Poetry and Prose in one volume

Entertaining, sad, and insightful. What a loss to the world. "Carbon" chapter is fascinating. Began second reading immediately following the first.


Daringly creative

In this collection of stories, Primo Levi lets go of the Holocaust theme, and tells the story of his life through the prism of his profession as a chemist. As others have said, each chapter is headed up by a different element, and through the properties of that element he explores a theme. There are two chapters--"Lead" and "Mercury"--which are completely fanciful. "Lead" is about a mythical tribe that makes its living mining lead. Not knowing that the metal is deadly, they all ultimately die of a mysterious disease, but they accept it as their fate, the price they pay for fulfilling a special role among men. "Mercury" is about a couple living on a desert island, which holds inexhaustible reserves of mercury, and what happens when two newcomers, one an alchemist, joins them. Both stories are riveting.

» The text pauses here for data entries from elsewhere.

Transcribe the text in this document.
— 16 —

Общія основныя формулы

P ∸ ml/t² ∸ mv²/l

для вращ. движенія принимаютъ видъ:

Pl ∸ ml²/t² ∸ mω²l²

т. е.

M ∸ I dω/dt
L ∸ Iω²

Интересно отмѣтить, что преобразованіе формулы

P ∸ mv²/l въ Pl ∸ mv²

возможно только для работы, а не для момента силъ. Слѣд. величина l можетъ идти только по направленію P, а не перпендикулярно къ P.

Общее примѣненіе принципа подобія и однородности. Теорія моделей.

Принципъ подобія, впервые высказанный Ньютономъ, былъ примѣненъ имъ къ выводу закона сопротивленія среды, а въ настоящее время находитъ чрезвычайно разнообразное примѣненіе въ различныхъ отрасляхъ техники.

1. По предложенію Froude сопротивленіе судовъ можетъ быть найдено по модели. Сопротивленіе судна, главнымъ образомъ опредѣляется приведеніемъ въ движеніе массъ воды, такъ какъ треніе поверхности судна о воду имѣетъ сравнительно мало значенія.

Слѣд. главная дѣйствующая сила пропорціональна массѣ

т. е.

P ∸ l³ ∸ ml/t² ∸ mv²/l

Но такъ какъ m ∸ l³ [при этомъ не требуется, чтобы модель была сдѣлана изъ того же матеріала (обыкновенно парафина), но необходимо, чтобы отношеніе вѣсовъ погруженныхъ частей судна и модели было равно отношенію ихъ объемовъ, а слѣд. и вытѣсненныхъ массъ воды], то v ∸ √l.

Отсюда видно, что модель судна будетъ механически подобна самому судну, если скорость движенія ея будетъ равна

I have to admit that I, as well as my very literate book group, lost a lot by having forgotten most if not all of our knowledge of chemistry--not that we had much to begin with. Some familiarity with the science I'm sure reveals a whole new level to the writing.

Some reviewers criticized the lack of insight about the author's time in Auschwitz, but I see that as one of the amazing aspects of this book. For good reason, so many Holocaust survivors are irreversibly marked and changed forever by their experiences. That Levi can write a rich and compelling book that gives weight and significance to the other parts of his life is evidence of an amazingly strong and resilient spirit.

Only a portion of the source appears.